The Weeknd confirmed the NFL and Super Bowl organisers will still cover the usual production costs involved with the halftime show, which is set to be 12-13 minutes long.

One of The Weeknd’s managers, Amir Esmailian, said The Weeknd and his team have always had a goal of performing at the Super Bowl, but did not expect the performance to be as early as 2021.

“[The Weeknd] always had the Super Bowl on our bucket list,” Esmailian said.

“We’ve always had timelines for all of our goals.

“It came a few years earlier than we expected,” he said.

The NFL’s Super Bowl halftime show has been reported to cost the NFL upwards of USD$10 million (AUD$13 million) in recent years in production costs, however, Reuters reported the 2020 Super Bowl halftime show cost the NFL USD$13 million (AUD$17 million).

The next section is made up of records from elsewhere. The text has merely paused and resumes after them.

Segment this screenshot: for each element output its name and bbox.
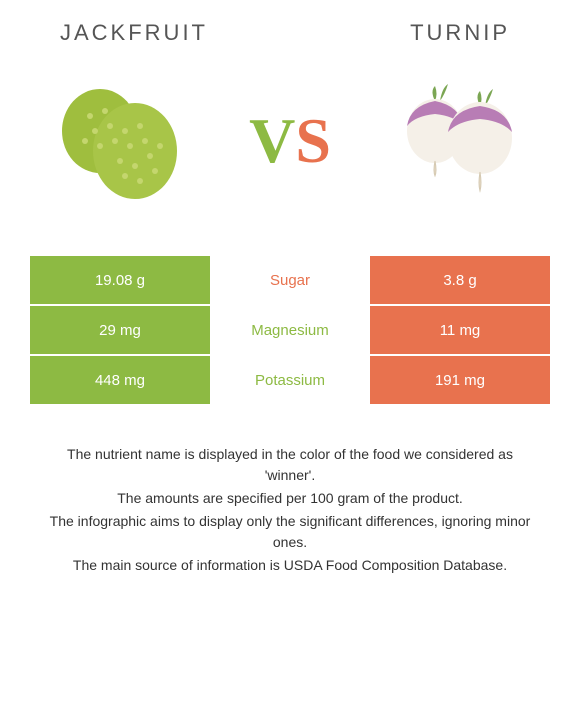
header: JACKFRUIT TURNIP	[30, 20, 550, 46]
right-value: 11 mg	[370, 306, 550, 354]
right-value: 3.8 g	[370, 256, 550, 304]
left-value: 448 mg	[30, 356, 210, 404]
right-food-title: TURNIP	[410, 20, 510, 46]
left-food-title: JACKFRUIT	[60, 20, 208, 46]
nutrient-name: Sugar	[210, 256, 370, 304]
table-row: 448 mgPotassium191 mg	[30, 356, 550, 404]
footer-line-4: The main source of information is USDA F…	[40, 555, 540, 576]
vs-s-letter: S	[295, 105, 331, 176]
vs-v-letter: V	[249, 105, 295, 176]
footer-line-3: The infographic aims to display only the…	[40, 511, 540, 553]
left-value: 29 mg	[30, 306, 210, 354]
nutrient-name: Magnesium	[210, 306, 370, 354]
left-value: 19.08 g	[30, 256, 210, 304]
table-row: 29 mgMagnesium11 mg	[30, 306, 550, 354]
footer-line-1: The nutrient name is displayed in the co…	[40, 444, 540, 486]
jackfruit-image	[50, 76, 200, 206]
table-row: 19.08 gSugar3.8 g	[30, 256, 550, 304]
turnip-image	[380, 76, 530, 206]
nutrient-name: Potassium	[210, 356, 370, 404]
vs-label: VS	[249, 104, 331, 178]
vs-row: VS	[30, 76, 550, 206]
comparison-table: 19.08 gSugar3.8 g29 mgMagnesium11 mg448 …	[30, 256, 550, 404]
footer-text: The nutrient name is displayed in the co…	[30, 444, 550, 576]
footer-line-2: The amounts are specified per 100 gram o…	[40, 488, 540, 509]
right-value: 191 mg	[370, 356, 550, 404]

Meanwhile, the 2021 Super Bowl LV will look different this year compared to previous editions, with several key brands that typically feature with highly anticipated advertisements, such as Budweiser and Bud Light, opting to invest in COVID-19 relief funding instead of ads.

Super Bowl ads have been reported to cost an estimated USD$5.5 million (AUD$7.1 million) for a 30-second spot.

Western Michigan University’s Haworth College of Business advertising instructor, Greg Gerfen, said: “This year’s Super Bowl will look a little different than past Super Bowls.”

“There are some big names not advertising in the Super Bowl this year.

“What’s interesting is Budweiser is going to be taking their money, the $5.5 million that would normally go to a 30-second spot, and they’re going to be buying air-time that will go toward pro-vaccine messages to be put out into the marketplace,” Gerfen said.